Le Tir Bouchon Montorgueil dikenal karena kanopi merah menyalanya yang bertuliskan 22 Bistro – Le Tir Bouchon, serta wine yang enak. Kala itu, bangunan resto terlihat bersinar sendirian di antara bangunan-bangunan tua lain yang sudah lebih dulu gelap. Secara visual, restoran ini memang Paris banget!
Makan malam yang sangat layak itu terwujud berkat Mbak Yanti, seorang WNI kenalan tour leader saya yang sudah tinggal di Paris selama lebih dari 20 tahun. Rambutnya berwarna cokelat pendek sebahu, badannya tinggi ramping, dan ia berpenampilan layaknya wanita Paris di musim gugur: blazer motif tartan ungu muda dengan celana jins biru muda yang pudar.
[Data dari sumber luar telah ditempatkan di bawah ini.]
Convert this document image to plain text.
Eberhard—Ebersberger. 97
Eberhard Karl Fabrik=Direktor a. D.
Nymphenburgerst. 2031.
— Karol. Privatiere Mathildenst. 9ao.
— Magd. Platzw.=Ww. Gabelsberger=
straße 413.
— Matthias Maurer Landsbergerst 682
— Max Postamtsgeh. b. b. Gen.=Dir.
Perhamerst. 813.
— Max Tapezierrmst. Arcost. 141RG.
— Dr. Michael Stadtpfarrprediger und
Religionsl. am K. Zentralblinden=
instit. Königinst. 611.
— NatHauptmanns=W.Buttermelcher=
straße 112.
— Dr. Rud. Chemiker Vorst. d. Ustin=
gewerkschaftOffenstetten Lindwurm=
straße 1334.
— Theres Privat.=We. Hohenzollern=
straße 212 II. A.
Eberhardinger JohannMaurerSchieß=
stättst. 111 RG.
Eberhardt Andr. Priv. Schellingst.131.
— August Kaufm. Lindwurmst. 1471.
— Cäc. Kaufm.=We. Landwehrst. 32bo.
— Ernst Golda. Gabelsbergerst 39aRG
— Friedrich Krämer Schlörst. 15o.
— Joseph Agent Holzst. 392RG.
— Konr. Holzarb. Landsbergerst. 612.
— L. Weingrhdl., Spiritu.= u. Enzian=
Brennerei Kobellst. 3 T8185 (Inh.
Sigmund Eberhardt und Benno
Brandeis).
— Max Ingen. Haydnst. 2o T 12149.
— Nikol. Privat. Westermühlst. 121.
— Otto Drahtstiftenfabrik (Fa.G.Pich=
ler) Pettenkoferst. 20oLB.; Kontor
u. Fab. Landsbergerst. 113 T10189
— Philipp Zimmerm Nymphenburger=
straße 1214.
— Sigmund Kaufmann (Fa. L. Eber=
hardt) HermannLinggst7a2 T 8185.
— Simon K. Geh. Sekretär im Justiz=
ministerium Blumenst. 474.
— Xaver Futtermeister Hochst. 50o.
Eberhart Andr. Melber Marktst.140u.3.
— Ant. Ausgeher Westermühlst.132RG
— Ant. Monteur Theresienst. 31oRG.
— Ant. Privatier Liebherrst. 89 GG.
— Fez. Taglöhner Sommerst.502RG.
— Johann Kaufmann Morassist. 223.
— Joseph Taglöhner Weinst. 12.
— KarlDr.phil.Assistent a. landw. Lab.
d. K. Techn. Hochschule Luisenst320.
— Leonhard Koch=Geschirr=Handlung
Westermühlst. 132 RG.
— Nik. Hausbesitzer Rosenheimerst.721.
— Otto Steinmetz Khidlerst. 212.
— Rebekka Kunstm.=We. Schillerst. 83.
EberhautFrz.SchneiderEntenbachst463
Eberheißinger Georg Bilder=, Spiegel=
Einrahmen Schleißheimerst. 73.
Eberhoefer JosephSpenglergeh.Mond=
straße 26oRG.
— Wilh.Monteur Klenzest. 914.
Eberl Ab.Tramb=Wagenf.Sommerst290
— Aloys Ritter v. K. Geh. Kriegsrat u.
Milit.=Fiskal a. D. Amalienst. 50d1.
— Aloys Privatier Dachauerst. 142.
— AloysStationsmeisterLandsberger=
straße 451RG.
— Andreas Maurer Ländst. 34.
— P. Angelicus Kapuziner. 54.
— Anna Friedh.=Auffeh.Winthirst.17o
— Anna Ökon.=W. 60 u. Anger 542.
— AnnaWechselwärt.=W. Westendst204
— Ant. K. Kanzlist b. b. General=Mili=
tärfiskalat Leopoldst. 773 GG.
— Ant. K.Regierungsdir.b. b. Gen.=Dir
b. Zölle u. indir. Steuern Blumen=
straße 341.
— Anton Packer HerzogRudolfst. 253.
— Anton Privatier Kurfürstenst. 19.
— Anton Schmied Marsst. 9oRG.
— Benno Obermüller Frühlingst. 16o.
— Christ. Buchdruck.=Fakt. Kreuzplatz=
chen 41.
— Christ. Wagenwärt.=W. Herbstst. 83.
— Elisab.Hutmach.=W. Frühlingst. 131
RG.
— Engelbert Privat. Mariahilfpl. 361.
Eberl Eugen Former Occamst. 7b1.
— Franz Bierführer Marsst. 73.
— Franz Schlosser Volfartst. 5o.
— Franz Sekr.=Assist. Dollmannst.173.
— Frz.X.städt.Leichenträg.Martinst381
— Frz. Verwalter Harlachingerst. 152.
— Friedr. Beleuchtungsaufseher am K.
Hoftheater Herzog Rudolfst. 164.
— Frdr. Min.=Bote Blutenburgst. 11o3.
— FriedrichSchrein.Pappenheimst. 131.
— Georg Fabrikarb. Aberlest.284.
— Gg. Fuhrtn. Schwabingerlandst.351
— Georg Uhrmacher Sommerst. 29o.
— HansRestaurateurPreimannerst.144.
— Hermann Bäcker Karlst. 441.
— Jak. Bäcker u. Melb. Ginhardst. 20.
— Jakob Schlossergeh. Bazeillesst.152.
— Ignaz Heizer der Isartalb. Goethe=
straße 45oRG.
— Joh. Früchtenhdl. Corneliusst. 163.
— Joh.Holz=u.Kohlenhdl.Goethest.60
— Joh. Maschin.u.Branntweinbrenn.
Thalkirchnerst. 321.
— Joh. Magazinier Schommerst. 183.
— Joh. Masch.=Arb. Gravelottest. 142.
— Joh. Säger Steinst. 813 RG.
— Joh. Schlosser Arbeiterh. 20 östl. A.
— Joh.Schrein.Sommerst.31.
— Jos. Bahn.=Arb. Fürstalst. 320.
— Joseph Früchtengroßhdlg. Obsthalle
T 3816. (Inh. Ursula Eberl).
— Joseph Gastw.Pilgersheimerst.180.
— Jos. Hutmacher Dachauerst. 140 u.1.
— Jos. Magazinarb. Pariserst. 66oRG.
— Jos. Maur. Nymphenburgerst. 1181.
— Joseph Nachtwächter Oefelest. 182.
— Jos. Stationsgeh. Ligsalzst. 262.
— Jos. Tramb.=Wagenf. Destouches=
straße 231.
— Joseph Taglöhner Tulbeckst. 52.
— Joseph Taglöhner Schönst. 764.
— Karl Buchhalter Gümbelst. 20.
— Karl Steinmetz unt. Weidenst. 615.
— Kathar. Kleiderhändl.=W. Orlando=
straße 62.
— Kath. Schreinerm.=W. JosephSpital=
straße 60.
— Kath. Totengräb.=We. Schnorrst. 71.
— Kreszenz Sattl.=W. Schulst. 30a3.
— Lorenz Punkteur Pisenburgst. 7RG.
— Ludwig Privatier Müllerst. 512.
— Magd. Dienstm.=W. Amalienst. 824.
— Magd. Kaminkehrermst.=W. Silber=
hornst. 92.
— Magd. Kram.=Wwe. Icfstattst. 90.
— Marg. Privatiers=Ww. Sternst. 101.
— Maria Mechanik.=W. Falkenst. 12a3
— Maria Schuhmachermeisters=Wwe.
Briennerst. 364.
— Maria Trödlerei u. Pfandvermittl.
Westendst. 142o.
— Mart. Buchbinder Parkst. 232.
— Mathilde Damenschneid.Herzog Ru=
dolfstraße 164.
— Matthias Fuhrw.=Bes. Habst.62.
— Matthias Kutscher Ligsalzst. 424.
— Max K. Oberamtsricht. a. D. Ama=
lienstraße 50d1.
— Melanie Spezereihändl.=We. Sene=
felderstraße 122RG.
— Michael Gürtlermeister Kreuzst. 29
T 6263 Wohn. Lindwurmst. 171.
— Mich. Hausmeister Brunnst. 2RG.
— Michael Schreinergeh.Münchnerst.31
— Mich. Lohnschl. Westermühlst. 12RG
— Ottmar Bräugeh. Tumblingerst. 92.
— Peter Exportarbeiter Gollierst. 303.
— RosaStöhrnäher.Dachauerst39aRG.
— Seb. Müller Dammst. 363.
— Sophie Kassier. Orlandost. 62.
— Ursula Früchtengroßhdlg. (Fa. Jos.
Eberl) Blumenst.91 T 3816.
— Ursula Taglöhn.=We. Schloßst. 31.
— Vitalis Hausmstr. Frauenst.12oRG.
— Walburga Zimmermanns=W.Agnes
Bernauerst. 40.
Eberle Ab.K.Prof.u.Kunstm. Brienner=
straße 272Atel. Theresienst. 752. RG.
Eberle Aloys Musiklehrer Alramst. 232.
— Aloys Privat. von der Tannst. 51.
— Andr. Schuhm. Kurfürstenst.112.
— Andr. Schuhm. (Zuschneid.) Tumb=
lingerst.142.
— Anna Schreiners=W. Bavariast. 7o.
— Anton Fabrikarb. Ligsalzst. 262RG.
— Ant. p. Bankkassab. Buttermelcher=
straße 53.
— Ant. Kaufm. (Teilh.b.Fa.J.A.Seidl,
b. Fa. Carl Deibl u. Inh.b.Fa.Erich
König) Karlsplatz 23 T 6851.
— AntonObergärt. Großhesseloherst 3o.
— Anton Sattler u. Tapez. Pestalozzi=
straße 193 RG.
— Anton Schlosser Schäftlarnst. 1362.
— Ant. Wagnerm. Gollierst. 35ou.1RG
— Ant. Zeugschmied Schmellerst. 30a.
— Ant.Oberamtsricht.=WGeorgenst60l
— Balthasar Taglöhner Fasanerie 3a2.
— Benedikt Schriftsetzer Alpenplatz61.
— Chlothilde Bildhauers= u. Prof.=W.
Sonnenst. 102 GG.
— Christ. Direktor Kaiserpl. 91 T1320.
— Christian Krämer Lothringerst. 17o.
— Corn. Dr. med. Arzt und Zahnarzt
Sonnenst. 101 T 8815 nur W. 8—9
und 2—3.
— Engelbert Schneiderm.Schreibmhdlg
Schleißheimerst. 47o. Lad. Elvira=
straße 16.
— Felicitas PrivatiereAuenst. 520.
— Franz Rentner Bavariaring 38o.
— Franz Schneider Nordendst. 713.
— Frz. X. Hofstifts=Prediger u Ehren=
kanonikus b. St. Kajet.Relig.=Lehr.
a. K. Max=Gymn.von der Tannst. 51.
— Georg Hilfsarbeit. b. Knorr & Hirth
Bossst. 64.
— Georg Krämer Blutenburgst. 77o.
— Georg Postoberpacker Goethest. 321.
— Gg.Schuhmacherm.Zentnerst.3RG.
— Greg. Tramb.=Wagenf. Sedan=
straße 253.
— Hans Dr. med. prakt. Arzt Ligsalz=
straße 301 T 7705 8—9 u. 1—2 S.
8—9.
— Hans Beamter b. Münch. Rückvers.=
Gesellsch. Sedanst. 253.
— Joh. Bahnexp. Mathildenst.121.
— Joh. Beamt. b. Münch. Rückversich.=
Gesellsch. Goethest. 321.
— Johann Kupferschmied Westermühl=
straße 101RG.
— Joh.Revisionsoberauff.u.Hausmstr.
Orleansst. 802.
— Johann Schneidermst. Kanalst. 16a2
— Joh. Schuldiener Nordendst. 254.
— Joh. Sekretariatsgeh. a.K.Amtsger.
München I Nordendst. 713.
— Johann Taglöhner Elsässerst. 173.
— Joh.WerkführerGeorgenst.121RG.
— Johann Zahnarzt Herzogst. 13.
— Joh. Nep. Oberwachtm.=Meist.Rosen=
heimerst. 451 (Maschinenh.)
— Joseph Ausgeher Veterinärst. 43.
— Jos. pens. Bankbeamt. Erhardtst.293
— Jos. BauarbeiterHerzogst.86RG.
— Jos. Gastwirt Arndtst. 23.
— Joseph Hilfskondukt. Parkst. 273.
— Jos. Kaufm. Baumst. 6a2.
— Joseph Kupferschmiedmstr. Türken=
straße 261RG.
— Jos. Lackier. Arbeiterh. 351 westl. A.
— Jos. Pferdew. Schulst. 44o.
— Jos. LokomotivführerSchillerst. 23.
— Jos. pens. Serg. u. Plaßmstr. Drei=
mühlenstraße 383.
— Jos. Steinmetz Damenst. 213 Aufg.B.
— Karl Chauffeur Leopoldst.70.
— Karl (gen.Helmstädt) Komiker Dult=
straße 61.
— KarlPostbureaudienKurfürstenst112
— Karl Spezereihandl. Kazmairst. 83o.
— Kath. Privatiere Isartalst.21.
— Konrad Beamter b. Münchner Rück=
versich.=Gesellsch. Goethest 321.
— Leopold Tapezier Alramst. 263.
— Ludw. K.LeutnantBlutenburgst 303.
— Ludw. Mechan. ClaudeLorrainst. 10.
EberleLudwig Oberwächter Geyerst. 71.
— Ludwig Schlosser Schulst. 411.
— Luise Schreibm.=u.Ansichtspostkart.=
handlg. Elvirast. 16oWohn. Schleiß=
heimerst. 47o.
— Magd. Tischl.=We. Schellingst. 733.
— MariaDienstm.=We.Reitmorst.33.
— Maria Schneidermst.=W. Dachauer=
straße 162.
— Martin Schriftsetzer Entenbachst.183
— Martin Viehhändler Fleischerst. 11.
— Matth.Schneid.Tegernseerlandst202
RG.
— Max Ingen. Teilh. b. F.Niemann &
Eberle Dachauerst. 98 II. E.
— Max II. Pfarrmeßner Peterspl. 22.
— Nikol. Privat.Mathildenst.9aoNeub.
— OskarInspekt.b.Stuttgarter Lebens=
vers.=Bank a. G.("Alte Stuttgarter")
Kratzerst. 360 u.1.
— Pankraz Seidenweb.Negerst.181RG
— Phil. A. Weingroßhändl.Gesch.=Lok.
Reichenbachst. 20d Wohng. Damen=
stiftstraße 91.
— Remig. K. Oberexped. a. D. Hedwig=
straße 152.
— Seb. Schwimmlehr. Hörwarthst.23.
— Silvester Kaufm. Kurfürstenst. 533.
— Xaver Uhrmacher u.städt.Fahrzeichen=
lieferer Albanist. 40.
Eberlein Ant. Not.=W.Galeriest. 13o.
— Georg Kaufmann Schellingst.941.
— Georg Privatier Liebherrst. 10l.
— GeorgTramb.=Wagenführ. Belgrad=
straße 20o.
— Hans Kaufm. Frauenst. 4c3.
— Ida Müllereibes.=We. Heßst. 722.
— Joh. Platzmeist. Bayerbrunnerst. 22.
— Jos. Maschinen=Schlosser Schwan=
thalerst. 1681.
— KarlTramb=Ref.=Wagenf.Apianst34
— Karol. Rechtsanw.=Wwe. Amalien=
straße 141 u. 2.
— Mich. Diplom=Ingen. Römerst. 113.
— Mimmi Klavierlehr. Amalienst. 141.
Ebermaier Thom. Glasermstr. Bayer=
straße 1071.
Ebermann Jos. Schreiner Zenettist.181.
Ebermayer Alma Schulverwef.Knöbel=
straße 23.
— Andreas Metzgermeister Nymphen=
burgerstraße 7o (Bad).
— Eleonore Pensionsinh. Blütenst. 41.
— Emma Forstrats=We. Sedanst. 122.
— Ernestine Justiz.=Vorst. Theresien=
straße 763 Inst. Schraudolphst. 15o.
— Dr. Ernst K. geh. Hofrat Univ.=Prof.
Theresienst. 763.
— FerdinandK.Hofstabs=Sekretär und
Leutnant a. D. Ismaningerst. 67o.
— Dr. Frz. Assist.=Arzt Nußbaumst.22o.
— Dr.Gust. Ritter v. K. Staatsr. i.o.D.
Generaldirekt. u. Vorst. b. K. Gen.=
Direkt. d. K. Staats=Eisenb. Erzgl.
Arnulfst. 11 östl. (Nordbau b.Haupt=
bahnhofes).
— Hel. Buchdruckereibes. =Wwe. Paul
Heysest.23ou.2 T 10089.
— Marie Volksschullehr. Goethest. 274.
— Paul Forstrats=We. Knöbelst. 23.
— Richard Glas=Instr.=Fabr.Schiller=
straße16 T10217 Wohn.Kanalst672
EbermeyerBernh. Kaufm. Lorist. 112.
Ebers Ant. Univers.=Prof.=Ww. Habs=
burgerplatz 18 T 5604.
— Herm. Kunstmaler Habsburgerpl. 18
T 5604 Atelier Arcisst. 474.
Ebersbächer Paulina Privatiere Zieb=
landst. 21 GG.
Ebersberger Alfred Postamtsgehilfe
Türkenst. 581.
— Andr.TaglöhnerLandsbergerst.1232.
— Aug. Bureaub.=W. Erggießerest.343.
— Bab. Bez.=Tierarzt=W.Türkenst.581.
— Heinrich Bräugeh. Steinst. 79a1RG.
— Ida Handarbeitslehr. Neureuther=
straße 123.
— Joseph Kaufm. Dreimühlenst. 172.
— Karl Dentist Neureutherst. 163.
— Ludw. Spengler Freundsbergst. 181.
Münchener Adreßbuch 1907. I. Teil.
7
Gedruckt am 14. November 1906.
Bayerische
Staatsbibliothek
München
Tak lupa, sebatang rokok yang selalu ia isap dari selipan jemarinya. Bahasa Prancisnya yang benar-benar fasih membuat saya iri setengah mati.
Di depan teras mungil itu saya sudah bisa menangkap gelas ramping yang tertata rapi di tiap meja. Gelas itu kemudian memantulkan pendar cahaya kuning yang hangat. Di salah satu mejanya, saya mendapati sepasang kekasih yang sedang menyantap makan malam mereka: steak, wine, dan sebuah vas bunga berisi beberapa tangkai krisan berwarna peach. Bagi saya, mereka adalah representasi sempurna dari pasangan Paris yang romantis layaknya Emily dan Gabriel dalam serial Emily in Paris.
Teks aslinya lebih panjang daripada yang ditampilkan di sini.